Памятуя о деде, живущем в чужой земле, Степан порой поёживался, гадая – а как там у них всё уложено: не спутаны ли тьма и свет, смерть и жизнь, верх и низ?
…а вдруг ему придётся однажды раздуванить дедов дом и сгубить, не угадав в лицо, тех, кто дал свою кровь его матери?..
Потом поп Куприян сказал ему: вся его родня – здесь. Кто живёт без Христа – в родню не годится и для Бога бессмыслен.
Мать к черкасской часовне ходила одна, подгадывая свой приход в частые похороны: чтоб ни попа, ни дьячка в часовне не оказалось.
Смаличка Иван со Степаном ездили со взрослыми казаками на покосы.
Приглядывали за скотом, за иными, совсем малыми казачатами – те часто терялись в зарослях пырья, муравы, бурунчука.
Если в траву заходил бугай – мрели рога, а самого бугая было не углядеть.
Ворочали с братом длинными, не по росту, граблями пахучую скошенную траву. Сбивали стожки. Уложив те стожки на повозки, катили к своему, крытому чаканом, куреню.
Труды и промыслы вершили казаки с большим береженьем: с покоса, с рыбалки, с охоты людей воровали ногаи – и те пропадали навек.
Низовые казаки не владели степью, а жили на островках посреди реки, врывшись в мягкую землю.
В беспредельной степи чувствовали себя как звери.
В зиму полынили у станицы лёд – пробивая полыньи в три человечьих роста длиною, – чтоб не дать поганым, если объявятся, с разбега кинуться на городок.
Из ледяных глыб возводили завалы у стен. Отцы, детки, бабы – сообща городились от смерти.
Заботы те были сначала ознобными, а затем – потными, весёлыми.
Степан помнил, как, разгорячившись и подустав, лёг у полыньи и, прежде чем напиться, углядел своё раскачивающееся в чёрной, ледяной воде лицо. И тут же, в глубине, промельк серебряного хвоста… русалка?
…преодолев страх, ждал её, улыбался такому везенью.
Вода сначала кривила его улыбку, а потом стихла.
На затылок сыпал лёгкий снег. Со лба скатилась капля пота: пока ползла – была горяча, отпала – пристылой, а в реку капнула уже ледяной.
В курене иной раз нароком мешался отцу под ногами.
Отец едва касался его: чуть прихватывая за плечо или за шею, и тут же отпуская.
Если малолетний Степан попадался поперёк пути снова, Тимофей коротко, не матерно, бранился: матерная брань могла обратить казачка в нечистый дух.
Отец имел привычку говорить обрывистыми словами или их ломаными сочетаниями, смысла которых Степан сразу не мог разгадать.
– Сербит у тя? – спрашивал негромко, как бы и не у Степана.
Сербить значило: чесаться.
Казаки имели за правило не бить детей, но ставили в угол на соль и горох.

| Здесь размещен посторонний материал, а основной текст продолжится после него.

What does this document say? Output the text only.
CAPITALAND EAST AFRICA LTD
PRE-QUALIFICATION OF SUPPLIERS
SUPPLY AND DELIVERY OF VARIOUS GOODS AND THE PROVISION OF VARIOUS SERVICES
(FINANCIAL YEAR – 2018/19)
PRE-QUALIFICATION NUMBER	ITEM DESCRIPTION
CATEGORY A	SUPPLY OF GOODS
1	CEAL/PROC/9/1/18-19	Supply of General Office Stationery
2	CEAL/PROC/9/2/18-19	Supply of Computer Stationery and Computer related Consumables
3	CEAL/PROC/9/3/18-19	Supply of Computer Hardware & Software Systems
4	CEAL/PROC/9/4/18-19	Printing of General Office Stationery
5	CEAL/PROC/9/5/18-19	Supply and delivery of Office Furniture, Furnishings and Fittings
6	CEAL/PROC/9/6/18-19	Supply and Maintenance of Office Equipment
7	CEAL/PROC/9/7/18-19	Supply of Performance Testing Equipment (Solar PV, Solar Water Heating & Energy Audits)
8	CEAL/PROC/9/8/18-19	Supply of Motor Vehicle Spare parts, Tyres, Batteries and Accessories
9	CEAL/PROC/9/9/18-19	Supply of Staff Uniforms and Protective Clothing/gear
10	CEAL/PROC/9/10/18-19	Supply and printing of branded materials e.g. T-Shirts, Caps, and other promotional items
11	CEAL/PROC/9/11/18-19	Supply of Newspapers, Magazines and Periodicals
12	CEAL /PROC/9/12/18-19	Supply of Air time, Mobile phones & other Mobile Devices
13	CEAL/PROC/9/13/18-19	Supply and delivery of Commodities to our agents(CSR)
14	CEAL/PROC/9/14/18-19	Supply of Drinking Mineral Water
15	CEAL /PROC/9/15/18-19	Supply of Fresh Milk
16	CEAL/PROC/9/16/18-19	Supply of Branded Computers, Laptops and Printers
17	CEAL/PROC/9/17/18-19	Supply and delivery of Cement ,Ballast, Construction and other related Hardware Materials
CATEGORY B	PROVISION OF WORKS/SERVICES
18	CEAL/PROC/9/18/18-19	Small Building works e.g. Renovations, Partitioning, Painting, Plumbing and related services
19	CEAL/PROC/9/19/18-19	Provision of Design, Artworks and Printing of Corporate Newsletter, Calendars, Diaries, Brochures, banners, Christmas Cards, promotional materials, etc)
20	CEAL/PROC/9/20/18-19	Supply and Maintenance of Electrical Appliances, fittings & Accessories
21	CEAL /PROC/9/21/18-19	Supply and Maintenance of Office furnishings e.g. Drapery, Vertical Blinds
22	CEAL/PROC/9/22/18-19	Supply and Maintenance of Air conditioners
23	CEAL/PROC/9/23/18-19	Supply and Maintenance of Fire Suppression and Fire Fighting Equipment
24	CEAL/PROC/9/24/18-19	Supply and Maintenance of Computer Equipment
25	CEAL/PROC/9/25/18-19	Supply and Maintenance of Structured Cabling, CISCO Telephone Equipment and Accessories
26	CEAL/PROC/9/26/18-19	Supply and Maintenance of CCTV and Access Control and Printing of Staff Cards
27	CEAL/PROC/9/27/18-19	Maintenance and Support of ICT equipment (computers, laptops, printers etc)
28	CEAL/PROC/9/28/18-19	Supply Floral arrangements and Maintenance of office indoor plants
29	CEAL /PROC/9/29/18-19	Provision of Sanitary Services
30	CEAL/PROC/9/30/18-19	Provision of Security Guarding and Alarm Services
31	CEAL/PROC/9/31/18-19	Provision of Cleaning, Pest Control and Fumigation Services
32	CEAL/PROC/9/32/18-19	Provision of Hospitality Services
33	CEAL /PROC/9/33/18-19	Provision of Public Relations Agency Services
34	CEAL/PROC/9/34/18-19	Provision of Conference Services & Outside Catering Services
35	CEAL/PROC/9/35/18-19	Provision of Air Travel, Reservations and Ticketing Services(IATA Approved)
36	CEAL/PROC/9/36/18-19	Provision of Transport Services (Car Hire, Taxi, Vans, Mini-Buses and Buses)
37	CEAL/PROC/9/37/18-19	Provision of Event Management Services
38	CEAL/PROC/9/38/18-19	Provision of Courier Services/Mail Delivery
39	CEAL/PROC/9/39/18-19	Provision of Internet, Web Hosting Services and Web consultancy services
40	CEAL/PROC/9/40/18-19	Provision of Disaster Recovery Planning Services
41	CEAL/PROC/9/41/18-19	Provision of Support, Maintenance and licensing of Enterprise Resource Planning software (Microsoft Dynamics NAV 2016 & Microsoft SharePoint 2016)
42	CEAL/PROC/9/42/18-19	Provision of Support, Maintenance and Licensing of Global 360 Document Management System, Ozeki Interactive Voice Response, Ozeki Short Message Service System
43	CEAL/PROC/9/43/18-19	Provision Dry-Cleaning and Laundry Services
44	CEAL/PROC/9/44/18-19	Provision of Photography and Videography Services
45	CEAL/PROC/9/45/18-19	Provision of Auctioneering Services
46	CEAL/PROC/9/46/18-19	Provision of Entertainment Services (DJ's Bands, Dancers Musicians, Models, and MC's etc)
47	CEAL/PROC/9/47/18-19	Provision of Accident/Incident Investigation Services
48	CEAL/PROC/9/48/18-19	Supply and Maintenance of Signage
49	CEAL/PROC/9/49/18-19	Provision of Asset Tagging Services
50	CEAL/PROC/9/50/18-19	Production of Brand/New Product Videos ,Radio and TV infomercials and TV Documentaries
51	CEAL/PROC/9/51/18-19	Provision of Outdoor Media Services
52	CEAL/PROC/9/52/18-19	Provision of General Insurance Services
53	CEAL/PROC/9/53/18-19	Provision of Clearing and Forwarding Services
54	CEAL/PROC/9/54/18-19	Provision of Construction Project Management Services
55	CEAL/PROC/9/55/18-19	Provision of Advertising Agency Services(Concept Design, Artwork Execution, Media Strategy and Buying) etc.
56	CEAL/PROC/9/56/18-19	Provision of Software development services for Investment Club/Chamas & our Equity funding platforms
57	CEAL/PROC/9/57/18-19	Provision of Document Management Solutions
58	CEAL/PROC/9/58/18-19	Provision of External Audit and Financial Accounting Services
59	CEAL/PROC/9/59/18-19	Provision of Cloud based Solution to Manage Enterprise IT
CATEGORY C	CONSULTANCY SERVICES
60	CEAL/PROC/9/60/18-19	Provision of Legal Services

Ивашку наказывали чаще: он рос, как кудри его, непокорным и опрокудливым.
Куда бы Тимофей ни отъезжал, мать провожала его без слезы.
Когда отца не бывало подолгу, она оттаивала и становилась гуторливей, но говорила только на прежних своих наречиях.
Иван всё равно норовил отвечать по-русски, хотя Степан ведал о том, что и брат выучился понимать прошлую материнскую речь.
Так они и сообщались, как разные птицы на свой лад. Мать не сердилась на Ивана, и даже могла засмеяться – притом угадать, что́ показалось ей потешным, не получалось.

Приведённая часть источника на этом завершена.